Since then, the team has been discharged so a second team now can review public feedback and recommend changes based on the input, according to the Iowa Department of Education.
“The team serves in an advisory capacity to the department,” department spokeswoman Heather Doe told Miller. “It does not finalize the second proposed revised draft standards.”
Doe suggested the team didn’t understand its role. Only the State Board of Education has the power to adopt final standards.
That role should have been made clearer. And discussions over potentially polarizing topics should have been hashed out by team members.
But why did the deletions happen?
It’s hard not to deduce these deletions were made against the backdrop of a Republican-controlled Statehouse that has taken a keen interest in K-12 curriculum. The Legislature has, for example, already altered K-12 curriculum to include more patriotism and limits on lessons that involve LGBTQ Iowans.

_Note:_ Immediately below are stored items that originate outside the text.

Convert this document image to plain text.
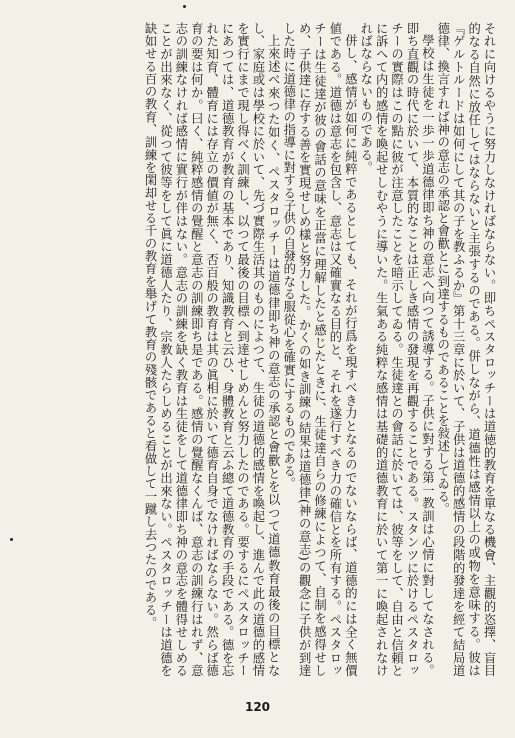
それに向けるやうに努力しなければならない。即ちペスタロッチーは道徳的教育を單なる機會、主觀的恣擇、盲目的なる自然に放任してはならないと主張するのである。併しながら、道德性は感情以上の或物を意味する。彼は『ゲルトルードは如何にして其の子を教ふるか』第十三章に於いて、子供は道德的感情の段階的發達を經て結局道德律、換言すれば神の意志の承認と會歡とに到達するものであることを敍述してゐる。

學校は生徒を一歩一歩道德律即ち神の意志へ向つて誘導する。子供に對する第一教訓は心情に對してなされる。即ち直觀の時代に於いて、本質的なことは正しき感情の發現を再觀することである。スタンツに於けるペスタロッチーの實際はこの點に彼が注意したことを暗示してゐる。生徒達との會話に於いては、彼等をして、自由と信頼とに訴へて内的感情を喚起せしむやうに導いた。生氣ある純粹な感情は基礎的道德教育に於いて第一に喚起されなければならないものである。

併し、感情が如何に純粹であるとしても、それが行爲を現すべき力となるのでないならば、道德的には全く無價値である。道德は意志を包含し、意志は又確實なる目的と、それを遂行すべき力の確信とを所有する。ペスタロッチーは生徒達が彼の會話の意味を正當に理解したと感じたときに、生徒達自らの修練によつて、自制を感得せしめ、子供達に存する善を實現せしめ樣と努力した。かくの如き訓練の結果は道德律(神の意志)の觀念に子供が到達した時に道德律の指導に對する子供の自發的なる服從心を確實にするものである。

上來述べ來つた如く、ペスタロッチーは道德律即ち神の意志の承認と會歡とを以つて道德教育最後の目標となし、家庭或は學校に於いて、先づ實際生活其のものによつて、生徒の道德的感情を喚起し、進んで此の道德的感情を實行にまで現し得べく訓練し、以つて最後の目標へ到達せしめんと努力したのである。要するにペスタロッチーにあつては、道德教育が教育の基本であり、知識教育と云ひ、身體教育と云ふ總て道德教育の手段である。德を忘れた知育、體育には存立の價値が無く、否百般の教育は其の眞相に於いて德育自身でなければならない。然らば德育の要は何か。曰く、純粹感情の覺醒と意志の訓練即ち是である。感情の覺醒なくんば、意志の訓練行はれず、意志の訓練なければ感情に實行が伴はない。意志の訓練を缺く教育は生徒をして道德律即ち神の意志を體得せしめることが出來なく、從つて彼等をして眞に道德人たり、宗教人たらしめることが出來ない。ペスタロッチーは道德を缺如せる百の教育、訓練を閑却せる千の教育を舉げて教育の殘骸であると看做して一蹴し去つたのである。

120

But regardless of what you think of the changes, it’s a bad idea to bring expert Iowans together to revise standards, then alter language they approved. We should have more respect for their expertise and willingness to serve. At the very least, the team should have been involved in changes.
This isn’t a new issue. History is full of instances when academics clashed with politics. The famous Scopes trial is an example, when a Tennessee teacher was prosecuted for teaching evolution.
It’s a bad idea to censor real-world issues and concepts to somehow, protect students. We hope this is the last time we see this sort of dispute. But with the polarization of all things educational, we’re not optimistic.